CTA's Fact Sheet Of Tibet's Missing Panchen Lama

CTA’s Fact Sheet Of Tibet’s Missing Panchen Lama

The following is CTA’s fact sheet about Tibet’s missing Panchen Lama, Gedun Choekyi Nyima. Central Tibetan Administration’s department of information and international relations (DIIR) published an article titled, Ten Facts About The Missing Panchen Lama on today. The 11th Panchen Lama, Gedun Choekyi Nyima is presently one of the longest serving political prisoners in the world while he is also the youngest political prisoner in the world when he was captured at the age of six in 1995 by Chinese government.

On May 14, 1995, Gedhun Choekyi Nyima, aged six, was recognized by His Holiness the Dalai Lama as the 11thPanchen Lama of Tibet. Three days later, on May 17, 1995 he along with his family went missing.

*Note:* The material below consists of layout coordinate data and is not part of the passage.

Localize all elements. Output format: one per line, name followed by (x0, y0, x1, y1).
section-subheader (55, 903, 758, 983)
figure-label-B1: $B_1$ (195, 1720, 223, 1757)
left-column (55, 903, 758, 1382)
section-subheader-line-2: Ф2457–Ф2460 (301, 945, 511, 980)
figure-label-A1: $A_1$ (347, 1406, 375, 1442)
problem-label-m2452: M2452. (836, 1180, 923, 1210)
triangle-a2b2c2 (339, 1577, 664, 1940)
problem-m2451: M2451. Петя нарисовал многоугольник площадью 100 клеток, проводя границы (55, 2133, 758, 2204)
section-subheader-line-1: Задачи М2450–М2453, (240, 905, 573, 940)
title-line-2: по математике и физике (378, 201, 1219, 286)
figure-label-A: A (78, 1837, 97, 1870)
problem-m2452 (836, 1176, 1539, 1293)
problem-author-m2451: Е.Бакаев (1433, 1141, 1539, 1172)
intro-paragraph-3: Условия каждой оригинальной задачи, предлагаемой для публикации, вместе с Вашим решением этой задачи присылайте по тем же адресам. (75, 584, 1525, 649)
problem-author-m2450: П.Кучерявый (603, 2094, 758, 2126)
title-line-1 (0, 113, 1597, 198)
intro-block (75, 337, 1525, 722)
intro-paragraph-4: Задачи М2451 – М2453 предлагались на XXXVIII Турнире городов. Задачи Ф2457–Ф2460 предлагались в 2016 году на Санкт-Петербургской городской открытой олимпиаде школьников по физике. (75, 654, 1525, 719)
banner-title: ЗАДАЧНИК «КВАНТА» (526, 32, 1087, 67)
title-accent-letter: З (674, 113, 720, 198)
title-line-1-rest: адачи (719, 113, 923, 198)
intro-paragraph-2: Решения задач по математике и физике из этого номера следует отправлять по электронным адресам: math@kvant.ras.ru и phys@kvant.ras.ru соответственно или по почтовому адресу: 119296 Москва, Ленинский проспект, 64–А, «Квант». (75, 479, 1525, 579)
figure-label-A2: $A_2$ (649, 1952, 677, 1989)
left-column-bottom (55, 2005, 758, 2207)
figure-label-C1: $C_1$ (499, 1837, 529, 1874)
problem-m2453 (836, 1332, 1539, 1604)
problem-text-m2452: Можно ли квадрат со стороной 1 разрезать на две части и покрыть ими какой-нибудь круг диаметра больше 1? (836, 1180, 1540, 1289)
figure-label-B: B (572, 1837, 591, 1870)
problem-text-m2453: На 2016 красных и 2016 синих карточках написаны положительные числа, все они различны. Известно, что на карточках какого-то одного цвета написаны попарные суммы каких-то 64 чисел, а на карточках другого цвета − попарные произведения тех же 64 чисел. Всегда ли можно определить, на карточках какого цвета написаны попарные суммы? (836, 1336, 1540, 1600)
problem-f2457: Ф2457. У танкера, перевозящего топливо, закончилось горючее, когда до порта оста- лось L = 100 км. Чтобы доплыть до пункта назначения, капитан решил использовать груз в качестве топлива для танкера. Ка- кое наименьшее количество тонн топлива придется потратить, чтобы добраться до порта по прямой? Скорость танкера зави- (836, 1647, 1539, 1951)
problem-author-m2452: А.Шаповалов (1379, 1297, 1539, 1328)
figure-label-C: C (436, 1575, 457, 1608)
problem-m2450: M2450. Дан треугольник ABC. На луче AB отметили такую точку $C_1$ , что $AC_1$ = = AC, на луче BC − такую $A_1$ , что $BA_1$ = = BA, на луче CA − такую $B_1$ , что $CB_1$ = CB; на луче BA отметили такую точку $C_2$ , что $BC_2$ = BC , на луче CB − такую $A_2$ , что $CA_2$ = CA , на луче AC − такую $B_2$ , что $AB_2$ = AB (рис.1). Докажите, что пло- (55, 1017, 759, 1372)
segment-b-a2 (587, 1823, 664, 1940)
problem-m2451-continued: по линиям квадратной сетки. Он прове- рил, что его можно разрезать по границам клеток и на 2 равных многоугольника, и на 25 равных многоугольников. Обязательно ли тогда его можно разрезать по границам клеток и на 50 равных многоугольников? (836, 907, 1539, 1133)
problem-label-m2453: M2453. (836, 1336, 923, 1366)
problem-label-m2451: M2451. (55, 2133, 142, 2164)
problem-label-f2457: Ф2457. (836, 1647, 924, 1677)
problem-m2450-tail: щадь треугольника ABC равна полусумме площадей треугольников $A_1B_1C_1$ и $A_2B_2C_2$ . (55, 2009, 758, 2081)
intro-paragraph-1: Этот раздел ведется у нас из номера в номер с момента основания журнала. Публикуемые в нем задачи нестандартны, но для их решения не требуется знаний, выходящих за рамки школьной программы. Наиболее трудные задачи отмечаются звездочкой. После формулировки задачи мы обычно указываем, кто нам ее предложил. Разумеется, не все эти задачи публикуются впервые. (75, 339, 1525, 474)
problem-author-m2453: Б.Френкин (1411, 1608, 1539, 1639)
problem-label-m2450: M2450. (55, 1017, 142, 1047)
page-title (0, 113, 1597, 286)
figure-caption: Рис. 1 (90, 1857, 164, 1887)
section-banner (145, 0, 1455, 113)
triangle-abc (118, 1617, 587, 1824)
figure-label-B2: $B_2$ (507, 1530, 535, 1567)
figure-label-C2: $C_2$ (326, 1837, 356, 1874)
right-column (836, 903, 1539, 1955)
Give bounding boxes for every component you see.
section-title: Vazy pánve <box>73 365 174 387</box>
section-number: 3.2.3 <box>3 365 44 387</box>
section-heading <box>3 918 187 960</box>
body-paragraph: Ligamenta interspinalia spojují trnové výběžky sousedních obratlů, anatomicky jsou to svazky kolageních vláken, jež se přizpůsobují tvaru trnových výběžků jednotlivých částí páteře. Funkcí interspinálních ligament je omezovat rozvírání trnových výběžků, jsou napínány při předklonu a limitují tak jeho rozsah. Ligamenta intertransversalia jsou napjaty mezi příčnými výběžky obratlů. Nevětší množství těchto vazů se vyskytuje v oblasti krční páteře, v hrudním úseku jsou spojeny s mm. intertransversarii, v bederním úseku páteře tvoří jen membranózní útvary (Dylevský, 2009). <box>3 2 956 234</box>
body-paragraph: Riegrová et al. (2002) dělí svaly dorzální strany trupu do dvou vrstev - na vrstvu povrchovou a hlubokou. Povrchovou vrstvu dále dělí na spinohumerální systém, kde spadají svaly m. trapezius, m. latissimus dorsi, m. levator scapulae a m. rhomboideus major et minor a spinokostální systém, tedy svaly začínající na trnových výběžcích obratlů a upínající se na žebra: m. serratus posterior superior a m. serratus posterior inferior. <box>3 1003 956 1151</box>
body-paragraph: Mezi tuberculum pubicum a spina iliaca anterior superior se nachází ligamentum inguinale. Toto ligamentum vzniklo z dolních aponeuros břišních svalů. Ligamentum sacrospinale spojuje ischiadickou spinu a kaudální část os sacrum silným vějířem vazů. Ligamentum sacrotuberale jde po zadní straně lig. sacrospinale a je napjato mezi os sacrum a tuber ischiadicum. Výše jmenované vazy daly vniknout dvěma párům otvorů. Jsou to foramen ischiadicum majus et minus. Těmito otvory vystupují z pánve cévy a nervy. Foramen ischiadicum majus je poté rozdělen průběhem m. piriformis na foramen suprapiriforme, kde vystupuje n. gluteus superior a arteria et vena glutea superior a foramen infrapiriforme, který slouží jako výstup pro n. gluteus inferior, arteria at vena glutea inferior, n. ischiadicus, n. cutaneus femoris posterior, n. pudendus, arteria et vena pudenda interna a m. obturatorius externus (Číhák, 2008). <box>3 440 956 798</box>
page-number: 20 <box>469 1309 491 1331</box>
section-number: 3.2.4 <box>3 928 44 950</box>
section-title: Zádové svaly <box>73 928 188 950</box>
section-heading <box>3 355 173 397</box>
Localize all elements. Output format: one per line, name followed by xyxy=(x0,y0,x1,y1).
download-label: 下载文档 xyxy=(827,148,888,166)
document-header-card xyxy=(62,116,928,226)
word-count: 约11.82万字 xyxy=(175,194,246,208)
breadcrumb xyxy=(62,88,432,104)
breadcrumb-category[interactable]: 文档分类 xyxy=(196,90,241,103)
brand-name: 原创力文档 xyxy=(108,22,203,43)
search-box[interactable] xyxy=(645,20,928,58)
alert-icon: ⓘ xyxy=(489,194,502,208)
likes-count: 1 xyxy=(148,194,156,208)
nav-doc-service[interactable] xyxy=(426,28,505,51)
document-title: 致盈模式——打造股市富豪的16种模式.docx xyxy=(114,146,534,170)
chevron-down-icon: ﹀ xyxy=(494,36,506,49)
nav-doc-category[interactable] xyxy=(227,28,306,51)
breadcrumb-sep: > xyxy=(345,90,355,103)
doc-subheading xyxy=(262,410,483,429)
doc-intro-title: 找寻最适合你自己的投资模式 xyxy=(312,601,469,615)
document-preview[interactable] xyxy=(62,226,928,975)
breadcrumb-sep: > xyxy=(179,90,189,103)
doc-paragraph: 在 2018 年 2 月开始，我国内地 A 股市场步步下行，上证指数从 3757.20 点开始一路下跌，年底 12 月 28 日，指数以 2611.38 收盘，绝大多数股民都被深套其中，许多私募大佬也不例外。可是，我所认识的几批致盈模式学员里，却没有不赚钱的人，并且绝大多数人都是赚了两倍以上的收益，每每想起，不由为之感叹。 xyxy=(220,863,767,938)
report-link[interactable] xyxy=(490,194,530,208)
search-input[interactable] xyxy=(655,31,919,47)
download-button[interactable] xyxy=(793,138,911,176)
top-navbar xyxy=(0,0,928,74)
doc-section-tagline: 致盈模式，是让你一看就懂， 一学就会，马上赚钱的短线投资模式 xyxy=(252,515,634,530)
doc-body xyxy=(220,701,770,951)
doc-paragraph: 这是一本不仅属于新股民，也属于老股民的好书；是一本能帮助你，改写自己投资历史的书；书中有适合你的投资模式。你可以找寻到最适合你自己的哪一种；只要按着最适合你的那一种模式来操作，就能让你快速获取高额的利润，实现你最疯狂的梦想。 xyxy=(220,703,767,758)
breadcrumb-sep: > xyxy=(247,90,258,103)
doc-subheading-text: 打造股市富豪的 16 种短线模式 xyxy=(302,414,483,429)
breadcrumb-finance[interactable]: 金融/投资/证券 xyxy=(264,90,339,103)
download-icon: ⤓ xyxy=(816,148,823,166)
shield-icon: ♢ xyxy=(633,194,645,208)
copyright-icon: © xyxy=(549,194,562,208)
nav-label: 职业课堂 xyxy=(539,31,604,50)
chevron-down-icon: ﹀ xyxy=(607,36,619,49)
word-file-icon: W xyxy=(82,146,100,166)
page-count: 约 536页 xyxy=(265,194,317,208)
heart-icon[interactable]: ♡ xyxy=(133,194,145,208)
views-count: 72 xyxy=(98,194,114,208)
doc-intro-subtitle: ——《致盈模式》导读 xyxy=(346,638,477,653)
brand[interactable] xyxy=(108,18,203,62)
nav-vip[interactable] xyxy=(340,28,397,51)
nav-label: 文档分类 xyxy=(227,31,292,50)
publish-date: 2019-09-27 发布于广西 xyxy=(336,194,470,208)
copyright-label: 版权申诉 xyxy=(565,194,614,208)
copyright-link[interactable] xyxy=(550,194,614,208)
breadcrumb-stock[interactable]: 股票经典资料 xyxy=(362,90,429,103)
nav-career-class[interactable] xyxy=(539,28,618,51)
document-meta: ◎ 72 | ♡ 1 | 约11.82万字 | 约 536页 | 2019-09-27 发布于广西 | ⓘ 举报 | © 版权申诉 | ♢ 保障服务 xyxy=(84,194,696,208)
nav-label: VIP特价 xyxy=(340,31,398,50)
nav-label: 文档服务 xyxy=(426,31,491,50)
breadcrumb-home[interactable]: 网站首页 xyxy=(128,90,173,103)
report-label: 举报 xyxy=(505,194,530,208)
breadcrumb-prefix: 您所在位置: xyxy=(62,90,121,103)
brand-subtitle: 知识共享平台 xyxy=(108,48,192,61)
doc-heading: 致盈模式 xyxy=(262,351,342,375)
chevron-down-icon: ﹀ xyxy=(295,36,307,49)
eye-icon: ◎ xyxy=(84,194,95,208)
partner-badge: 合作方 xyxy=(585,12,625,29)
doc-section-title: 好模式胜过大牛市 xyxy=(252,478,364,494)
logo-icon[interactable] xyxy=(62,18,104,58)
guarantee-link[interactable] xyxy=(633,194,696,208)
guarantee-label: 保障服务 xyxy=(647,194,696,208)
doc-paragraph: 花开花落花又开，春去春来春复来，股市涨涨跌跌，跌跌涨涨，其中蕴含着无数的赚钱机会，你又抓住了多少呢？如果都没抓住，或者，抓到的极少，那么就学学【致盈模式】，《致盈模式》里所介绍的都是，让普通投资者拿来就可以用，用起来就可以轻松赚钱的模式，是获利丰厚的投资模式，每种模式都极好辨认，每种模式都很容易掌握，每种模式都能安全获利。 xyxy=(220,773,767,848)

Since then, their whereabouts remain unknown and Gedhun Choekyi Nyima is one of the world’s longest serving political prisoners.

A number of Human Rights experts and UN Working Groups have called for the well-being and whereabouts of Gedhun Choekyi Nyima to be made public.

A year later, in May 1996, the Chinese government admitted for the first time that Gedhun Choekyi Nyima and his family were under “protection.” China’s admission to holding the Panchen Lama appeared only after a series of concerns raised by the UN experts and the written communications addressed to PRC by the Committee on Rights of Child (CRC).

Gedhun Choekyi Nyima’s case was also included in the list of ‘10 longtime political detainees of concern’ to the United Nations Human Rights Commission. Louise Arbour, the then UN Human Rights Chief raised the case during her visits to China in August 2005.

See also  Tibetan Political Prisoner Detained A Day After Release

A month later, the UN Committee on the Rights of the Child (CRC) has publicly acknowledged the case of Gedhun Choekyi Nyima as one of its outstanding cases, yet to be resolved, and called upon China to receive an independent expert to visit and verify the well-being of Choekyi Nyima.

On 8 April 2011, the United Nations’ Working Group on Enforced and Involuntary Disappearances has publicly stated: “Gedhun Choekyi Nyima disappeared in 1995 when he was six years old. The Chinese authorities have admitted to taking him. They have continually refused to divulge any information about him or his whereabouts, making his case an enforced disappearance.”

In 2000, during a UK-China bilateral human rights dialogue held in London, two photographs: a boy writing in Chinese on a blackboard, and another photo of a boy playing table tennis claimed to be of the Panchen Lama were shown to British delegations, but were not handed over to them.

In 2006, a senior Canadian official pressed for access to Choekyi Nyima during a visit to Tibet, but the request went unheeded.

In 2010, Padma Choling, the Governor of Tibet Autonomous Region told reporters that Gedhun Choekyi Nyima and his family is now living a “good life as ordinary citizens in Tibet.”

In September 2015, Norbu Dhondup, a Chinese official from the United Front Work Department of Tibet Autonomous Region (TAR) told reporters that Panchen Lama is living “a normal life, growing up healthily and does not wish to be disturbed.”